Many companies are moving towards becoming a social organization by integrating their customer service applications with Salesforce. I am interested to know why you feel that there are companies who DON’T want or afraid to move in that direction?
It’s a corporate culture issue; These organizations believe there is too much risk involved vs. perceived value. These companies have traditionally succeeded in very silo’d structures and do not see a reason to change. I have talked with several organizations that simply do not trust their employees to be able to manage a paradigm shift in a customer service environment. Many times they do not trust their own organization to manage that change, train or drive end-use adoption.
What is your explanation to the finding that companies are increasingly utilizing resources that can be “turned on” as needed, rather than hiring or training full-time staff (an “elastic workforce”)?
It’s all about scalability. Macro IT spending is increasing year over year but internal competition for those budget dollars is tougher than ever. These organizations are looking to be flexible in how they accommodate internal demand. One way to accomplish this is utilizing resources with very finite/specific skills sets only when needed. If you hire these resources full time but only need their skill sets on a fractional basis, you are over-invested into one resource and have handcuffed your flexibility to meet demand. This is not a new concept; Companies do this in other functional areas such as data virtualization, HR outsourcing or SaaS spending.
Your consultancy says that to gain optimal value from the cloud and social, organizations need to transition to a new, people-centered way of work. Can you explain and elaborate more about that “people-centered way of work”?
I think this speaks to how organizations view there innovation road map. It’s important to remember that innovation is not just about technology. It’s about blending the right technology to enable & empower your people. This is especially true when talking about cloud and social technologies.

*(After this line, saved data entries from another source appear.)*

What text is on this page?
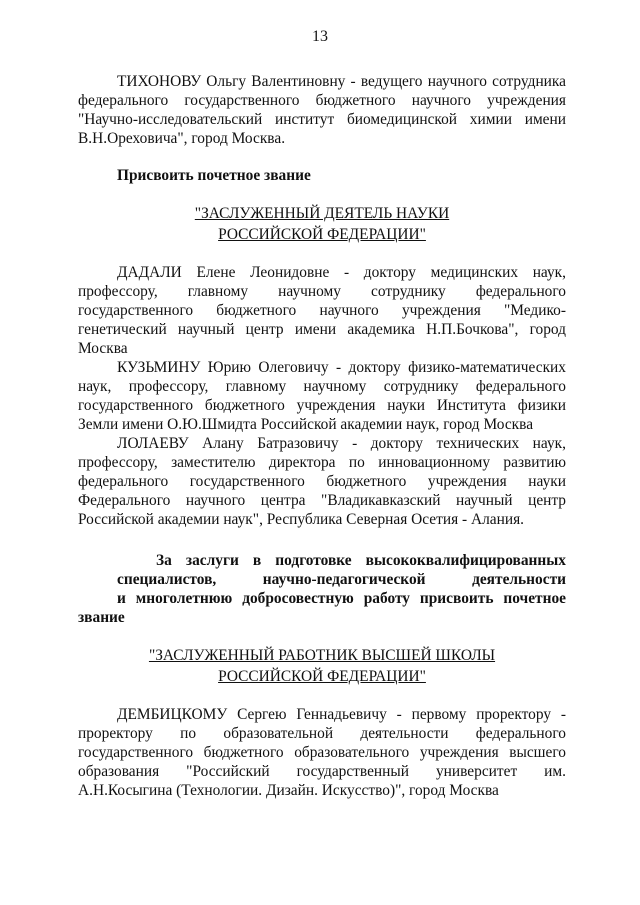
13

ТИХОНОВУ Ольгу Валентиновну - ведущего научного сотрудника федерального государственного бюджетного научного учреждения "Научно-исследовательский институт биомедицинской химии имени В.Н.Ореховича", город Москва.

Присвоить почетное звание

"ЗАСЛУЖЕННЫЙ ДЕЯТЕЛЬ НАУКИ

РОССИЙСКОЙ ФЕДЕРАЦИИ"

ДАДАЛИ Елене Леонидовне - доктору медицинских наук, профессору, главному научному сотруднику федерального государственного бюджетного научного учреждения "Медико-генетический научный центр имени академика Н.П.Бочкова", город Москва

КУЗЬМИНУ Юрию Олеговичу - доктору физико-математических наук, профессору, главному научному сотруднику федерального государственного бюджетного учреждения науки Института физики Земли имени О.Ю.Шмидта Российской академии наук, город Москва

ЛОЛАЕВУ Алану Батразовичу - доктору технических наук, профессору, заместителю директора по инновационному развитию федерального государственного бюджетного учреждения науки Федерального научного центра "Владикавказский научный центр Российской академии наук", Республика Северная Осетия - Алания.

За заслуги в подготовке высококвалифицированных
специалистов, научно-педагогической деятельности
и многолетнюю добросовестную работу присвоить почетное звание

"ЗАСЛУЖЕННЫЙ РАБОТНИК ВЫСШЕЙ ШКОЛЫ

РОССИЙСКОЙ ФЕДЕРАЦИИ"

ДЕМБИЦКОМУ Сергею Геннадьевичу - первому проректору - проректору по образовательной деятельности федерального государственного бюджетного образовательного учреждения высшего образования "Российский государственный университет им. А.Н.Косыгина (Технологии. Дизайн. Искусство)", город Москва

These areas innovate very fast and have a high rate of change; if you are not continuously supporting your people through that evolution you will see very little adoption of these systems and thus realize very little value from them.
How many hours (on average) does it take you bring an employee to full Salesforce competence?
Trick question! Competence relies on many individual factors; especially considering most enterprises having custom configurations. To perform standard day to day tasks in SFDC, an average user can be competent after a few hours of real world use.